How could you celebrate and strengthen the Body of Christ today? May the Lord help us to see the beauty of what He’s doing among us, and may He lead us to offer ourselves joyfully to His Body’s work.

In the Office: Idols-B-Us

I’ve been thinking this week about idols — not because this is a topic that typically occupies my mind (although maybe it should) — but because my sermon for this Sunday comes from the book of Hosea (Hosea 1:2-10), which contends that our proclivity to make “things other than God” the objects of our trust and devotion is, in essence, spiritual adultery. Of course, that’s a lesson with which most of us who’ve spent any time in Sunday School are well acquainted. After all, we’re taught from an early age that we don’t have to bow down in front of a statue in order to be guilty of idolatry. And yet, I wonder sometimes if we’re aware of how subtle and pervasive the drift toward idol worship can be.

Therefore, I find it somewhat providential that today’s Old Testament lesson comes from 2 Kings 23:4-25, in which a religious revival takes place under a young king named Josiah. The king’s workers discovered a forgotten “Book of the Covenant” in the Temple, and when it was read to Josiah — and when realized how far his people had drifted from their allegiance to the Lord — he immediately set about restoring the proper worship of Yahweh. At the heart of this restoration was an effort to eliminate all the idols that had cropped up over the years…and what an effort it was! It takes the biblical writer most of a fairly long chapter to describe all the different altars that needed to be torn down and all the different “gods” that needed to be deposed.

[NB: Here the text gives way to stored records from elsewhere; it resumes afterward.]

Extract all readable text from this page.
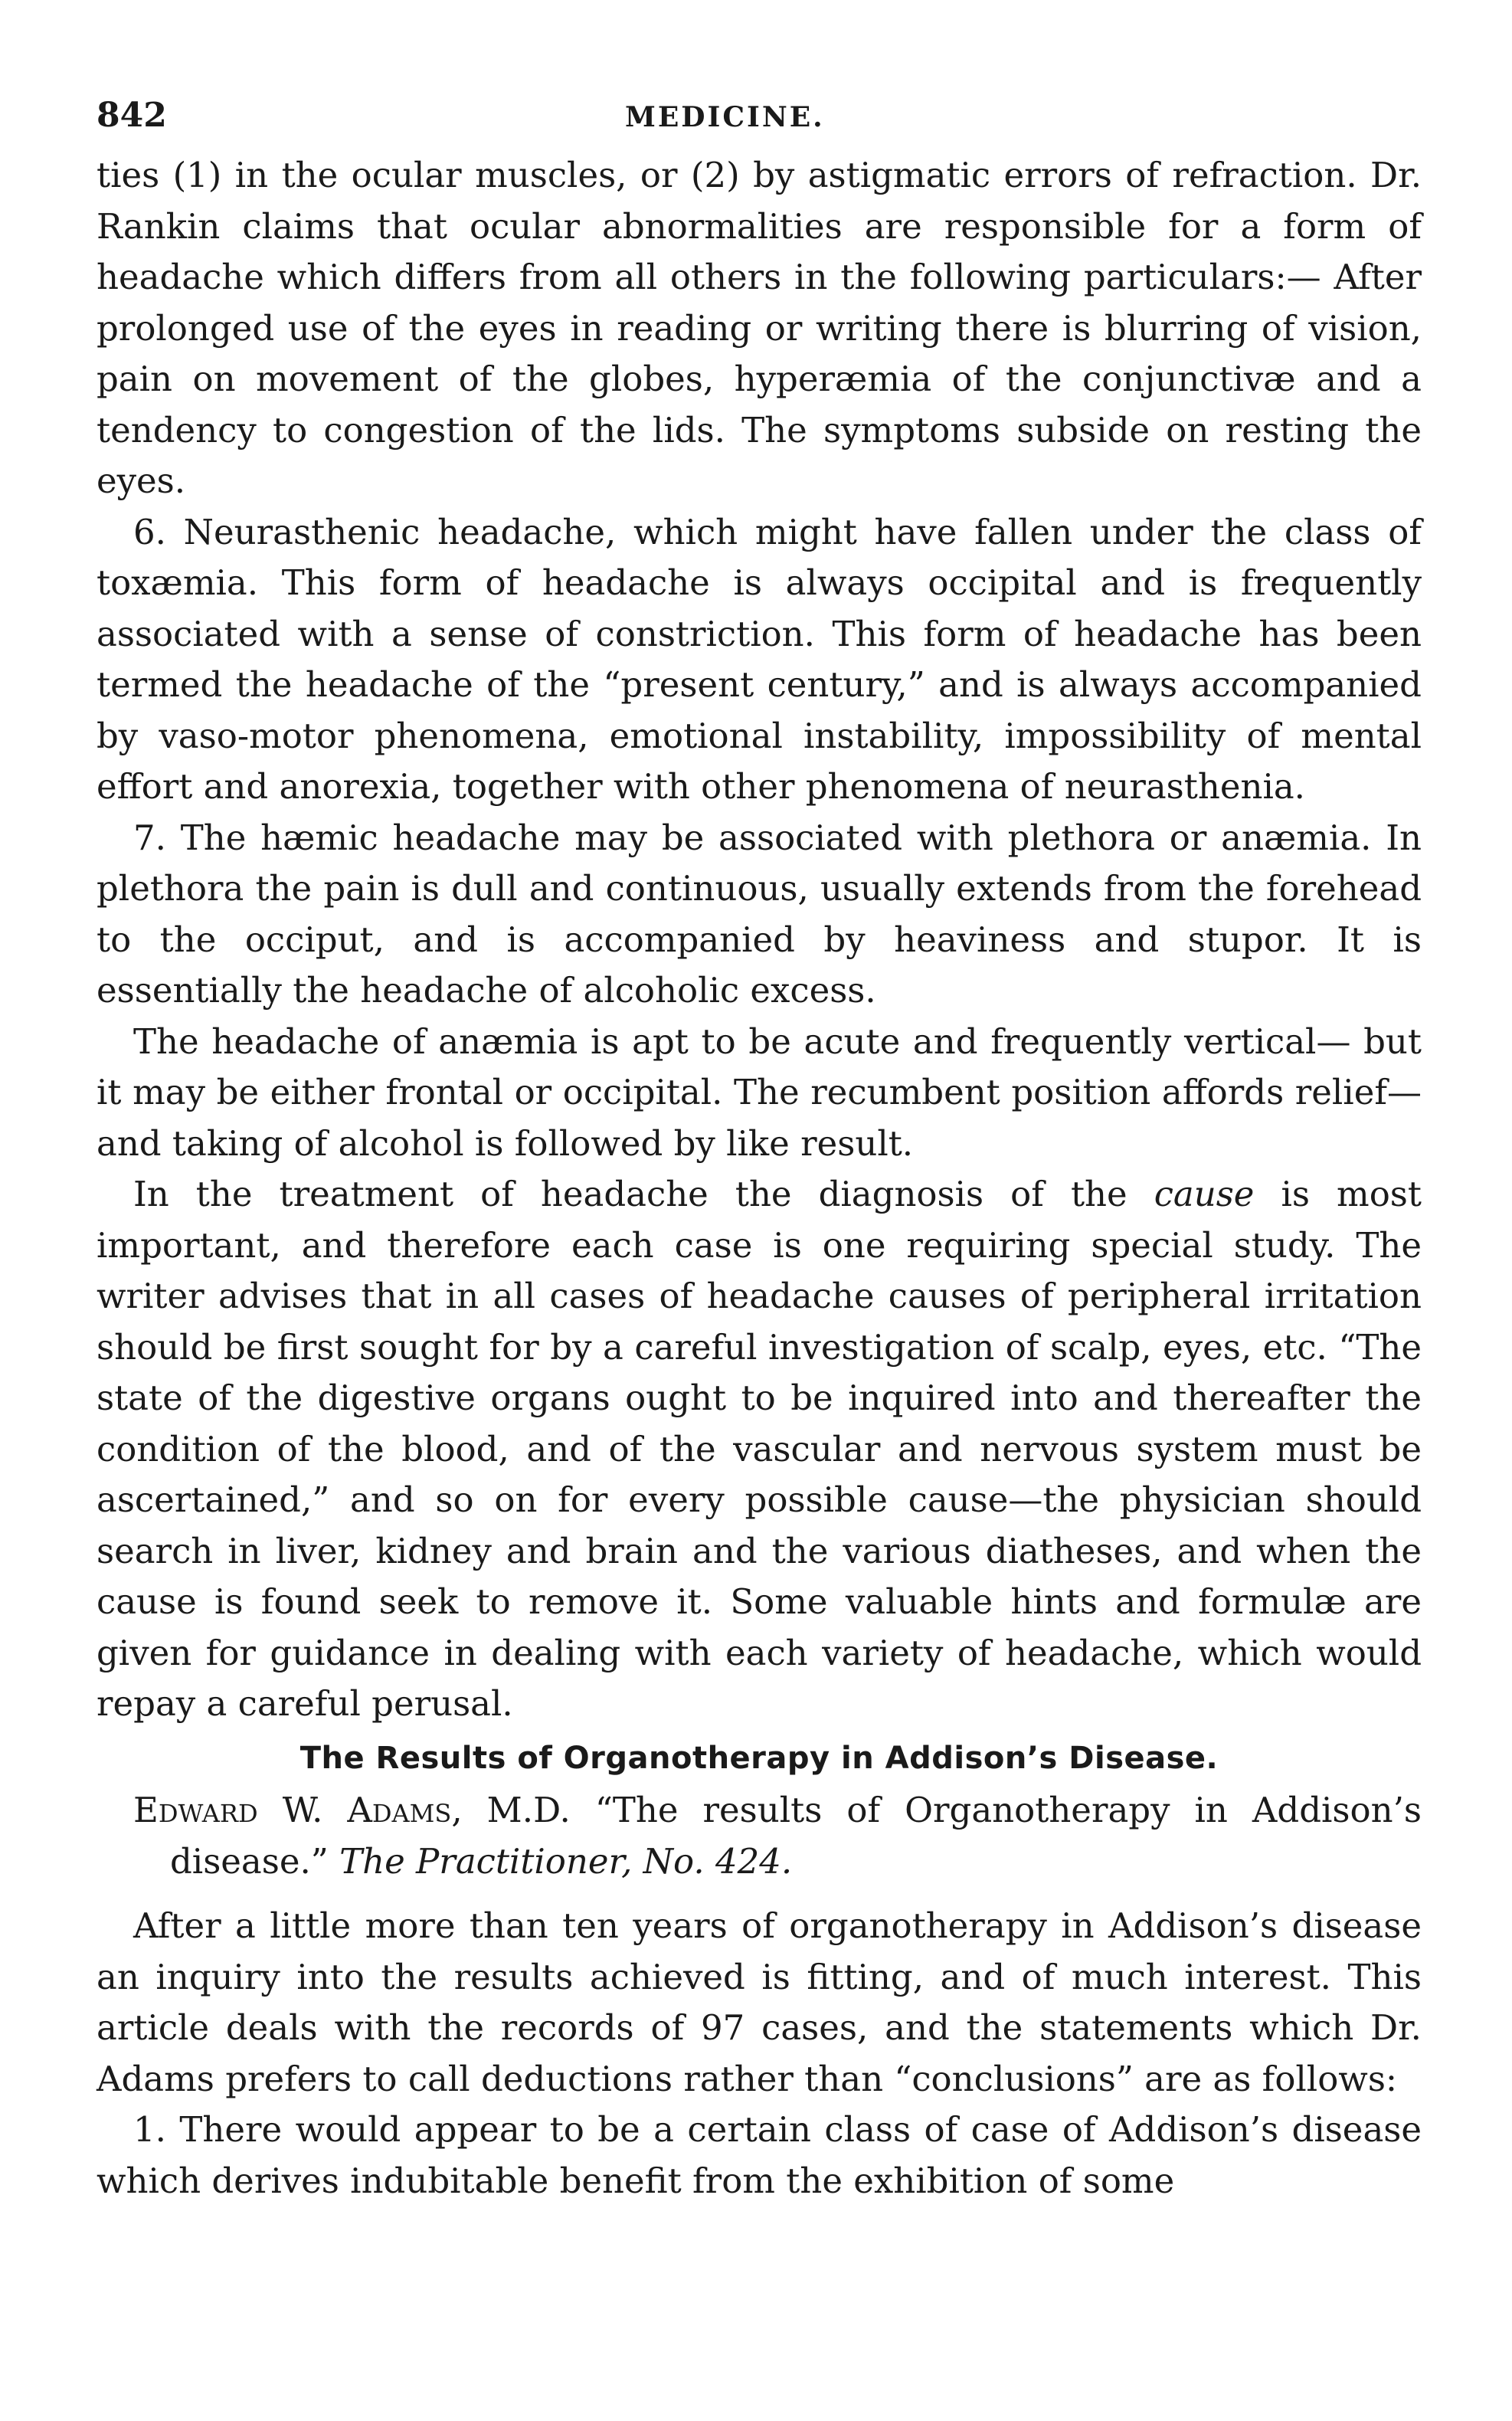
842	MEDICINE.

ties (1) in the ocular muscles, or (2) by astigmatic errors of refraction. Dr. Rankin claims that ocular abnormalities are responsible for a form of headache which differs from all others in the following particulars:— After prolonged use of the eyes in reading or writing there is blurring of vision, pain on movement of the globes, hyperæmia of the conjunctivæ and a tendency to congestion of the lids. The symptoms subside on resting the eyes.

6. Neurasthenic headache, which might have fallen under the class of toxæmia. This form of headache is always occipital and is frequently associated with a sense of constriction. This form of headache has been termed the headache of the “present century,” and is always accompanied by vaso-motor phenomena, emotional instability, impossibility of mental effort and anorexia, together with other phenomena of neurasthenia.

7. The hæmic headache may be associated with plethora or anæmia. In plethora the pain is dull and continuous, usually extends from the forehead to the occiput, and is accompanied by heaviness and stupor. It is essentially the headache of alcoholic excess.

The headache of anæmia is apt to be acute and frequently vertical— but it may be either frontal or occipital. The recumbent position affords relief—and taking of alcohol is followed by like result.

In the treatment of headache the diagnosis of the cause is most important, and therefore each case is one requiring special study. The writer advises that in all cases of headache causes of peripheral irritation should be first sought for by a careful investigation of scalp, eyes, etc. “The state of the digestive organs ought to be inquired into and thereafter the condition of the blood, and of the vascular and nervous system must be ascertained,” and so on for every possible cause—the physician should search in liver, kidney and brain and the various diatheses, and when the cause is found seek to remove it. Some valuable hints and formulæ are given for guidance in dealing with each variety of headache, which would repay a careful perusal.

The Results of Organotherapy in Addison’s Disease.

Edward W. Adams, M.D. “The results of Organotherapy in Addison’s disease.” The Practitioner, No. 424.

After a little more than ten years of organotherapy in Addison’s disease an inquiry into the results achieved is fitting, and of much interest. This article deals with the records of 97 cases, and the statements which Dr. Adams prefers to call deductions rather than “conclusions” are as follows:

1. There would appear to be a certain class of case of Addison’s disease which derives indubitable benefit from the exhibition of some
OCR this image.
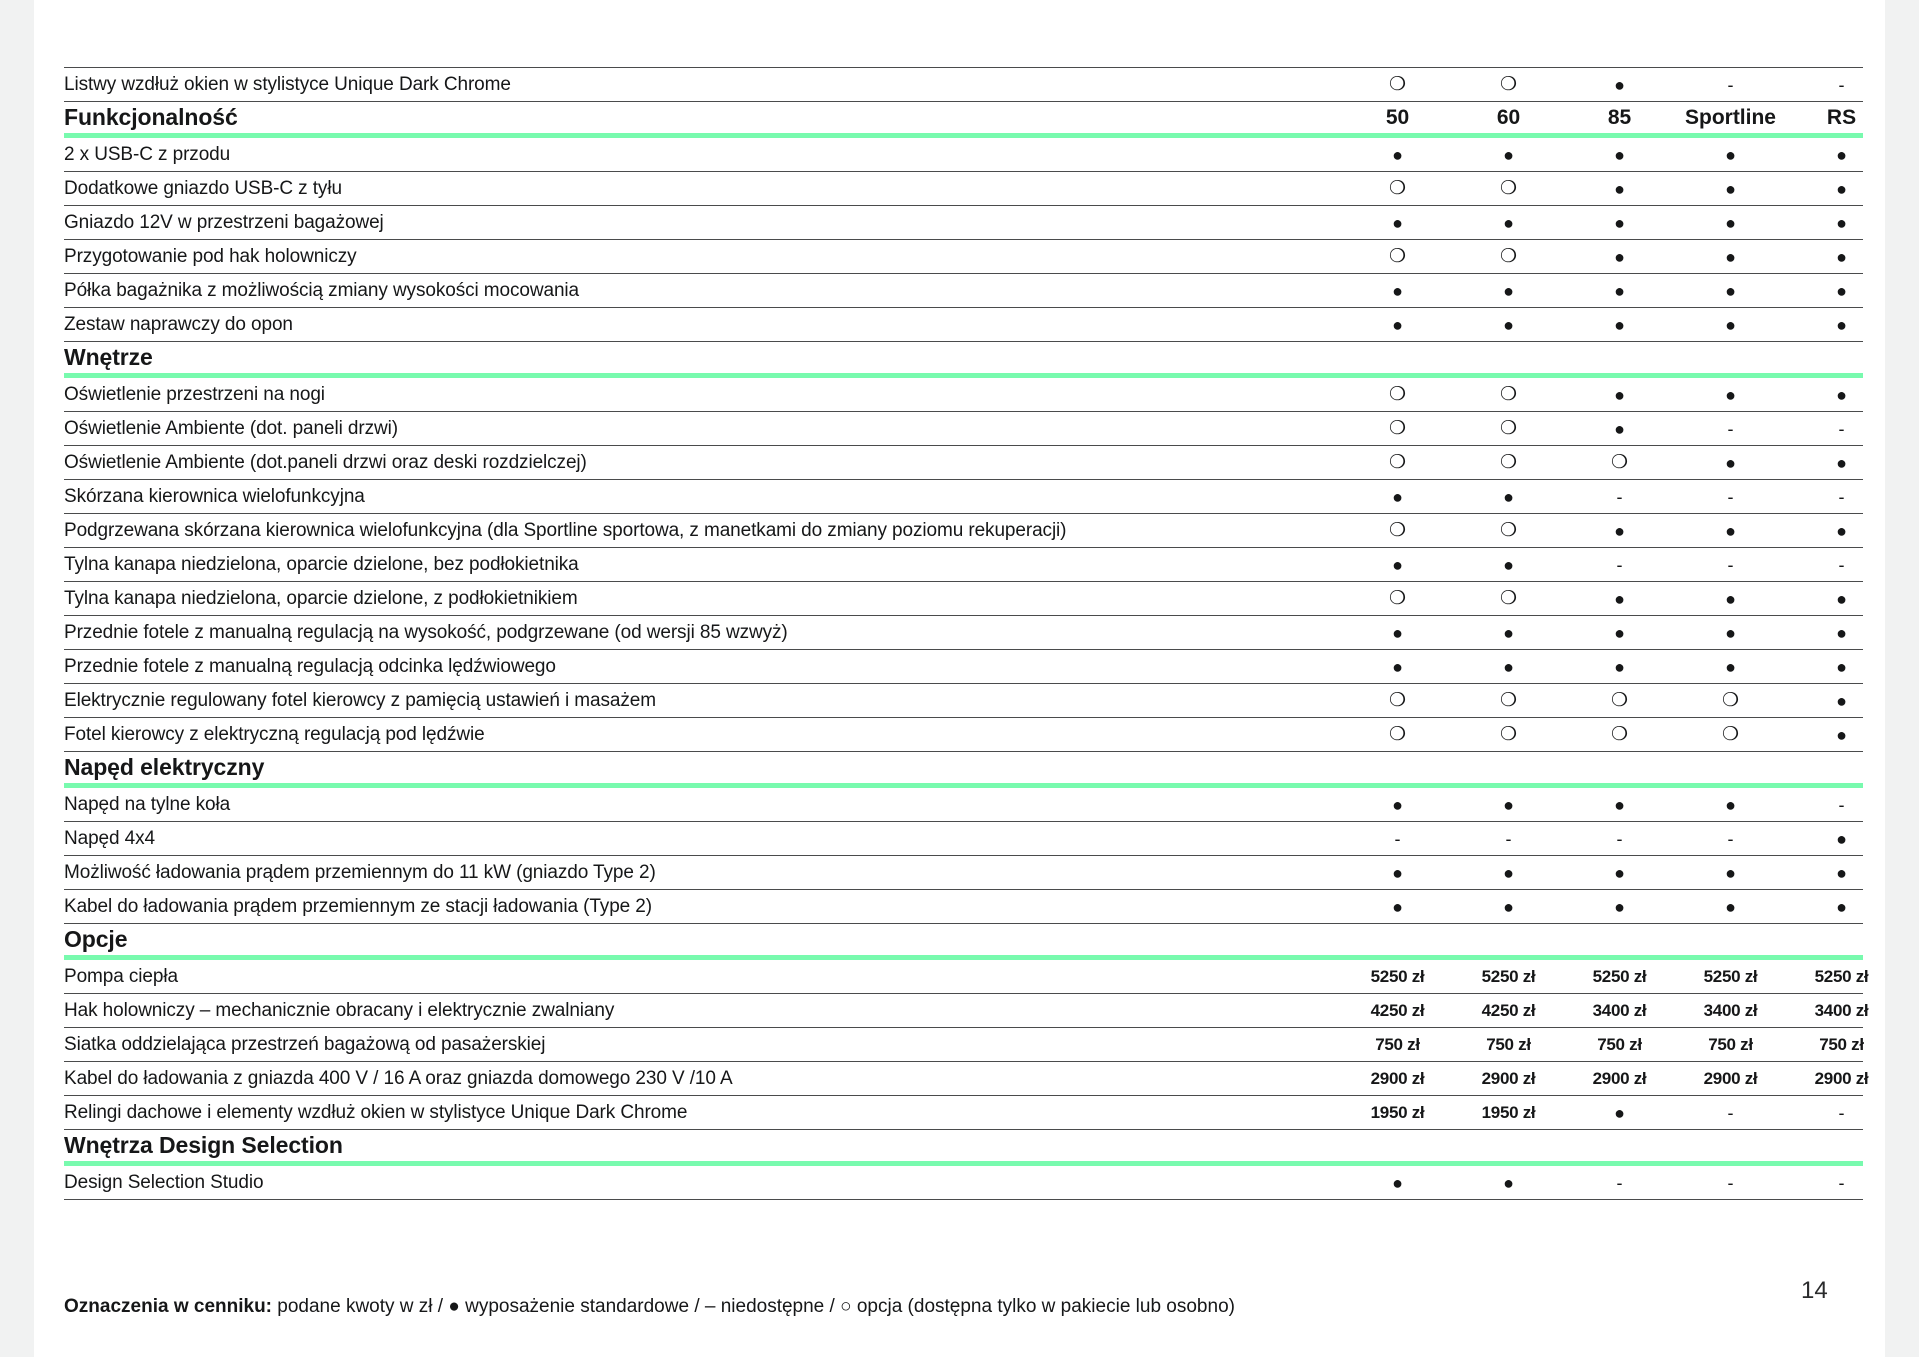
Listwy wzdłuż okien w stylistyce Unique Dark Chrome	❍	❍	●	-	-
Funkcjonalność	50	60	85	Sportline	RS
2 x USB-C z przodu	●	●	●	●	●
Dodatkowe gniazdo USB-C z tyłu	❍	❍	●	●	●
Gniazdo 12V w przestrzeni bagażowej	●	●	●	●	●
Przygotowanie pod hak holowniczy	❍	❍	●	●	●
Półka bagażnika z możliwością zmiany wysokości mocowania	●	●	●	●	●
Zestaw naprawczy do opon	●	●	●	●	●
Wnętrze
Oświetlenie przestrzeni na nogi	❍	❍	●	●	●
Oświetlenie Ambiente (dot. paneli drzwi)	❍	❍	●	-	-
Oświetlenie Ambiente (dot.paneli drzwi oraz deski rozdzielczej)	❍	❍	❍	●	●
Skórzana kierownica wielofunkcyjna	●	●	-	-	-
Podgrzewana skórzana kierownica wielofunkcyjna (dla Sportline sportowa, z manetkami do zmiany poziomu rekuperacji)	❍	❍	●	●	●
Tylna kanapa niedzielona, oparcie dzielone, bez podłokietnika	●	●	-	-	-
Tylna kanapa niedzielona, oparcie dzielone, z podłokietnikiem	❍	❍	●	●	●
Przednie fotele z manualną regulacją na wysokość, podgrzewane (od wersji 85 wzwyż)	●	●	●	●	●
Przednie fotele z manualną regulacją odcinka lędźwiowego	●	●	●	●	●
Elektrycznie regulowany fotel kierowcy z pamięcią ustawień i masażem	❍	❍	❍	❍	●
Fotel kierowcy z elektryczną regulacją pod lędźwie	❍	❍	❍	❍	●
Napęd elektryczny
Napęd na tylne koła	●	●	●	●	-
Napęd 4x4	-	-	-	-	●
Możliwość ładowania prądem przemiennym do 11 kW (gniazdo Type 2)	●	●	●	●	●
Kabel do ładowania prądem przemiennym ze stacji ładowania (Type 2)	●	●	●	●	●
Opcje
Pompa ciepła	5250 zł	5250 zł	5250 zł	5250 zł	5250 zł
Hak holowniczy – mechanicznie obracany i elektrycznie zwalniany	4250 zł	4250 zł	3400 zł	3400 zł	3400 zł
Siatka oddzielająca przestrzeń bagażową od pasażerskiej	750 zł	750 zł	750 zł	750 zł	750 zł
Kabel do ładowania z gniazda 400 V / 16 A oraz gniazda domowego 230 V /10 A	2900 zł	2900 zł	2900 zł	2900 zł	2900 zł
Relingi dachowe i elementy wzdłuż okien w stylistyce Unique Dark Chrome	1950 zł	1950 zł	●	-	-
Wnętrza Design Selection
Design Selection Studio	●	●	-	-	-
Oznaczenia w cenniku: podane kwoty w zł / ● wyposażenie standardowe / – niedostępne / ○ opcja (dostępna tylko w pakiecie lub osobno)
14
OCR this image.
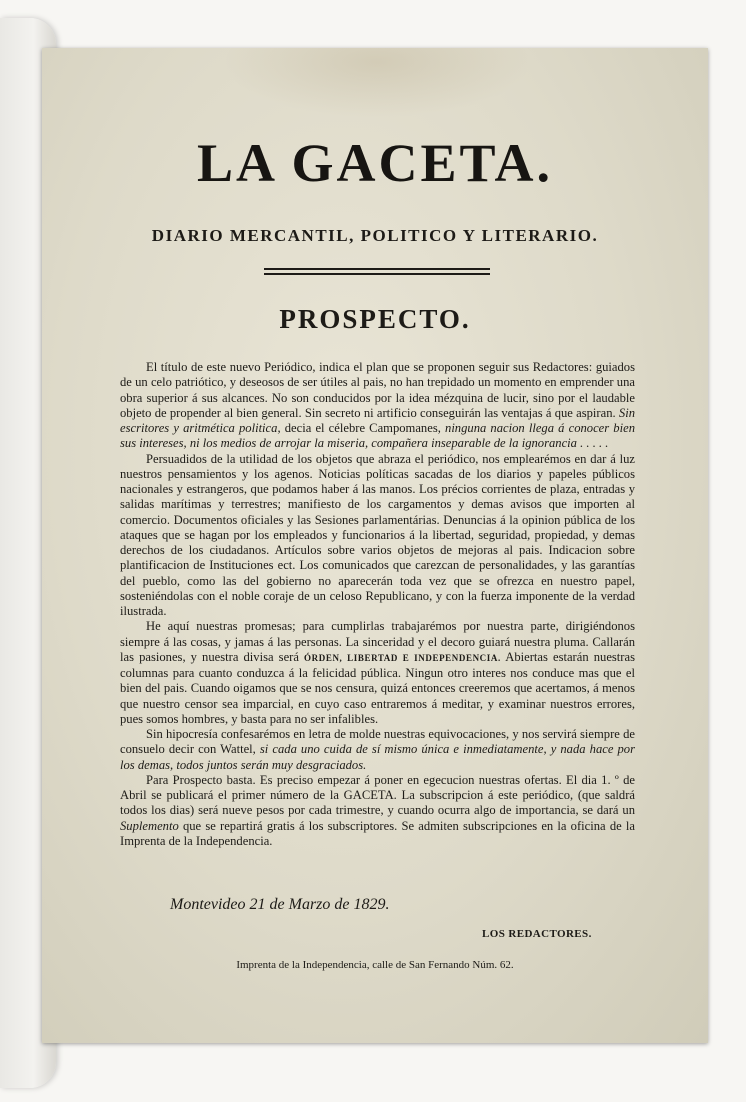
LA GACETA.
DIARIO MERCANTIL, POLITICO Y LITERARIO.
PROSPECTO.

El título de este nuevo Periódico, indica el plan que se proponen seguir sus Redactores: guiados de un celo patriótico, y deseosos de ser útiles al pais, no han trepidado un momento en emprender una obra superior á sus alcances. No son conducidos por la idea mézquina de lucir, sino por el laudable objeto de propender al bien general. Sin secreto ni artificio conseguirán las ventajas á que aspiran. Sin escritores y aritmética politica, decia el célebre Campomanes, ninguna nacion llega á conocer bien sus intereses, ni los medios de arrojar la miseria, compañera inseparable de la ignorancia . . . . .

Persuadidos de la utilidad de los objetos que abraza el periódico, nos emplearémos en dar á luz nuestros pensamientos y los agenos. Noticias políticas sacadas de los diarios y papeles públicos nacionales y estrangeros, que podamos haber á las manos. Los précios corrientes de plaza, entradas y salidas marítimas y terrestres; manifiesto de los cargamentos y demas avisos que importen al comercio. Documentos oficiales y las Sesiones parlamentárias. Denuncias á la opinion pública de los ataques que se hagan por los empleados y funcionarios á la libertad, seguridad, propiedad, y demas derechos de los ciudadanos. Artículos sobre varios objetos de mejoras al pais. Indicacion sobre plantificacion de Instituciones ect. Los comunicados que carezcan de personalidades, y las garantías del pueblo, como las del gobierno no aparecerán toda vez que se ofrezca en nuestro papel, sosteniéndolas con el noble coraje de un celoso Republicano, y con la fuerza imponente de la verdad ilustrada.

He aquí nuestras promesas; para cumplirlas trabajarémos por nuestra parte, dirigiéndonos siempre á las cosas, y jamas á las personas. La sinceridad y el decoro guiará nuestra pluma. Callarán las pasiones, y nuestra divisa será ÓRDEN, LIBERTAD E INDEPENDENCIA. Abiertas estarán nuestras columnas para cuanto conduzca á la felicidad pública. Ningun otro interes nos conduce mas que el bien del pais. Cuando oigamos que se nos censura, quizá entonces creeremos que acertamos, á menos que nuestro censor sea imparcial, en cuyo caso entraremos á meditar, y examinar nuestros errores, pues somos hombres, y basta para no ser infalibles.

Sin hipocresía confesarémos en letra de molde nuestras equivocaciones, y nos servirá siempre de consuelo decir con Wattel, si cada uno cuida de sí mismo única e inmediatamente, y nada hace por los demas, todos juntos serán muy desgraciados.

Para Prospecto basta. Es preciso empezar á poner en egecucion nuestras ofertas. El dia 1. º de Abril se publicará el primer número de la GACETA. La subscripcion á este periódico, (que saldrá todos los dias) será nueve pesos por cada trimestre, y cuando ocurra algo de importancia, se dará un Suplemento que se repartirá gratis á los subscriptores. Se admiten subscripciones en la oficina de la Imprenta de la Independencia.

Montevideo 21 de Marzo de 1829.
LOS REDACTORES.
Imprenta de la Independencia, calle de San Fernando Núm. 62.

It makes me wonder: What idols would God have to tear down in my life (and in your life, and in our lives) in order to make us aware of how things that are “less than God” have come to take the “place of God” in terms of our attention, our effort, and our love? Would God have to burn our cell-phones and destroy our sports leagues? Would He need to throw down our political ideologies and eliminate our retirement accounts? If the Lord sent a new Josiah today — who removed every “object of devotion” that has lured our hearts away from the loyalty and gratitude and worship that belong to God alone — how much of my life (and your life, and our life) would be left?

As my study of Hosea has reminded me this week, we live in hope that not even our failure to love God can ultimately defeat His relentless love for us. As the Apostle Paul puts it: “If we are faithless, He remains faithful, for He cannot disown himself.” (2 Timothy 2:13). But may His amazing grace inspire us to do a little “idol eliminating” of our own, so that we can turn to the Lord with all our heart and with all our soul and with all our strength, just like Josiah did (verse 25).